Most of the links in this post at least make reference to torture, murder, suicide, self-harm, sexual violence, genocide, every other terrible thing you can imagine, because this is what our policy does to people.
Obviously Australian politics is extremely multifaceted so I’m going to focus on the specific issue I was talking about, which is asylum seekers. I always recommend that people support and get their news from refugee-led organisations such as riserefugee. I also recommend following Tamil Fightback. The XBorder Operational Matters blog is primarily maintained by non-refugee academics in Sydney, but contains a lot of really informative analysis and commentary. Relatively reliable news and commentary on this issue can be found at New Matilda, Overland Journal, the ABC, and SBS.
Key events in the last six months include the murder of an Iranian man named Reza Berati in Australian offshore immigration detention in Papua New Guinea and the handover of Tamil asylum seekers to Sri Lankan authorities. I’m not aware of any simple material giving a potted history of what has lead up to this point in Australian border history but we are working on it. There’s an NYT article that covers some of it for an American audience.
Basically, Australia refuses to accept the claims to asylum of anyone who arrives by boat.
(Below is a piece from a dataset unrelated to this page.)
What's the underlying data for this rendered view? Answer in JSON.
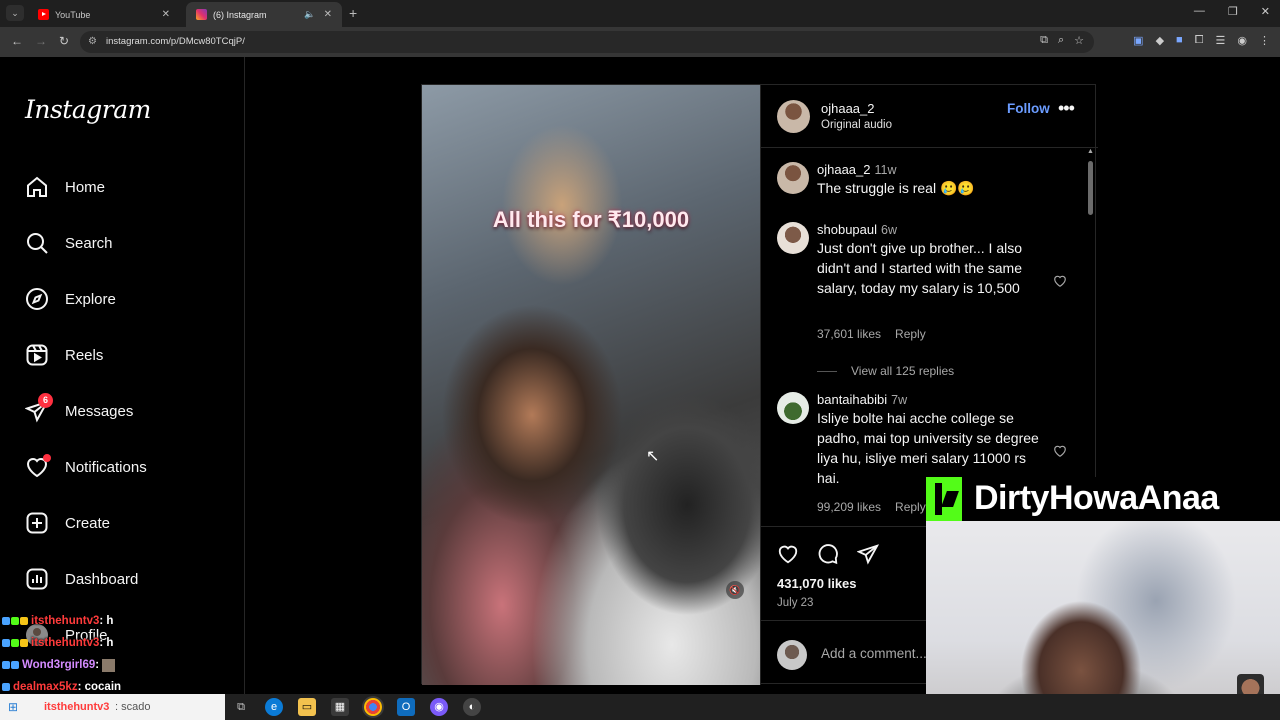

For many years the norm was indefinite human warehousing of people in detention centres, without being charged with any crime or hearing anything about their claims, for years on end. You can read a very good comic about it here. The government has opened up more and more of these detention centres offshore, in external Australian territories like Christmas Island, or in other countries like Nauru or Papua New Guinea that have few options but to do as Australia says. All offshore detention is carried out by secretive private operators. The effect of this is to reduce people’s access to legal and community support, make everything less transparent, and make the government appear less responsible for what goes on there. (You can read more about this in Antony Loewenstein’s book Profits of Doom.) Earlier this year, asylum seekers on Manus Island detention centre, off the coast of PNG, were attacked by angry locals. One man, Reza Berati, was killed and many others were seriously injured. There’s no way the Department of Immigration didn’t have warning, but they did nothing. After this, a number of staffers resigned in disgust. One, Liz Thompson, used to work as a migration agent, but said “I would not go back because there is no process, nothing for me to do, no process to assist people with - it’s fake. …It’s not designed as a processing facility, it’s designed as an experiment in the active creation of horror to deter people from trying in the first place.”
The situation has now escalated to the government refusing to properly process any claims at all or even allow boats to land. Most recently, a number of Tamil refugees have been handed back to the military responsible for torturing them. This is called refoulment and it’s illegal under international law. They are now facing criminal prosecution for leaving the country without a permit. 150 others are currently being held under the deck of a boat with no natural light while their future is debated in the courts.
There is also a Border Crossing Observatory report on deaths at the Australian border since the year 2000. The bulk of them are from ships sinking and being actively ignored by the Australian Navy, people being killed once they were deported, and suicide. There is a very, very high rate of suicide among people who fear they may be deported. Recently a group of mothers in Christmas Island immigration detention attempted suicide because they felt their children would have a better chance at life without them. Prime Minister Tony Abbott labeled this “emotional blackmail”. Earlier this year, a Tamil man who had been waiting on the outcome of his claim, Leo Seemanpillai, committed suicide by self-immolation. His family was not allowed to attend the funeral because the Department feared they might want to stay.
These policies, with slight tweaks, are basically supported by both major parties in Australia so we can’t rely on voting out the party that supports them. One of the things those of us who oppose this are trying is a BDS style campaign, drawing inspiration from the Palestinian BDS campaign against Israeli occupation. We would really appreciate it if you could spread this information as much as possible. It will take a concerted global effort to end the Australian government’s inhumane actions.